This lack of receptor selectivity is the basis of the poor tolerability profile of some of these agents, especially when compared with the second-generation HDiphenhydramine was the prototypical agent in this group.Significant anticholinergic adverse effects, as well as sedation, are observed in this group but the incidence of gastrointestinal adverse effects is relatively low.

non sedating allergy medicine-2

The most common adverse effect is sedation; this "side-effect" is utilized in many OTC sleeping-aid preparations.

Other common adverse effects in first-generation H-antihistamines include dizziness, tinnitus, blurred vision, euphoria, uncoordination, anxiety, increased appetite leading to weight gain, insomnia, tremor, nausea and vomiting, constipation, diarrhea, dry mouth, and dry cough.

Multiple daily doses are required to provide 24-hour relief.

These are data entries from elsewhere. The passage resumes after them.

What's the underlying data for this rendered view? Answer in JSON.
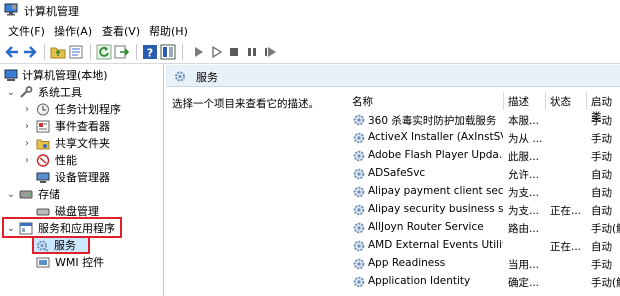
{
  "window": {
    "title": "计算机管理"
  },
  "menu": [
    "文件(F)",
    "操作(A)",
    "查看(V)",
    "帮助(H)"
  ],
  "toolbar_icons": [
    "back-arrow-icon",
    "forward-arrow-icon",
    "folder-up-icon",
    "properties-icon",
    "refresh-icon",
    "export-icon",
    "help-icon",
    "show-hide-icon",
    "play-icon",
    "play-outline-icon",
    "stop-icon",
    "pause-icon",
    "restart-icon"
  ],
  "tree": {
    "root": "计算机管理(本地)",
    "system_tools": "系统工具",
    "task_scheduler": "任务计划程序",
    "event_viewer": "事件查看器",
    "shared_folders": "共享文件夹",
    "performance": "性能",
    "device_manager": "设备管理器",
    "storage": "存储",
    "disk_management": "磁盘管理",
    "services_apps": "服务和应用程序",
    "services": "服务",
    "wmi": "WMI 控件"
  },
  "pane": {
    "title": "服务",
    "description": "选择一个项目来查看它的描述。",
    "columns": {
      "name": "名称",
      "desc": "描述",
      "status": "状态",
      "startup": "启动类"
    }
  },
  "services": [
    {
      "name": "360 杀毒实时防护加载服务",
      "desc": "本服...",
      "status": "",
      "startup": "手动"
    },
    {
      "name": "ActiveX Installer (AxInstSV)",
      "desc": "为从 ...",
      "status": "",
      "startup": "手动"
    },
    {
      "name": "Adobe Flash Player Upda...",
      "desc": "此服...",
      "status": "",
      "startup": "手动"
    },
    {
      "name": "ADSafeSvc",
      "desc": "允许...",
      "status": "",
      "startup": "自动"
    },
    {
      "name": "Alipay payment client sec...",
      "desc": "为支...",
      "status": "",
      "startup": "自动"
    },
    {
      "name": "Alipay security business s...",
      "desc": "为支...",
      "status": "正在...",
      "startup": "自动"
    },
    {
      "name": "AllJoyn Router Service",
      "desc": "路由...",
      "status": "",
      "startup": "手动(触"
    },
    {
      "name": "AMD External Events Utility",
      "desc": "",
      "status": "正在...",
      "startup": "自动"
    },
    {
      "name": "App Readiness",
      "desc": "当用...",
      "status": "",
      "startup": "手动"
    },
    {
      "name": "Application Identity",
      "desc": "确定...",
      "status": "",
      "startup": "手动(触"
    }
  ],
  "colors": {
    "selection": "#cce8ff",
    "highlight_box": "#e0202a",
    "header_bg": "#e8f0f8"
  }
}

In school-age children, this may be a major disadvantage. Seasonal allergic rhinitis and antihistamine effect on children's learning.

The second-generation H receptors and cholinergic receptors.

This selectivity significantly reduces the occurrence of adverse drug reactions, such as sedation, while still providing effective relief of allergic conditions.

Agents where the main therapeutic effect is mediated by negative modulation of histamine receptors are termed antihistamines; other agents may have antihistaminergic action but are not true antihistamines.

In common use, the term "antihistamine" refers only to H In type I hypersensitivity allergic reactions, an allergen (a type of antigen) interacts with and cross-links surface Ig E antibodies on mast cells and basophils.

They are effective in the relief of allergic symptoms, but are typically moderately to highly potent muscarinic acetylcholine receptor (anticholinergic) antagonists as well.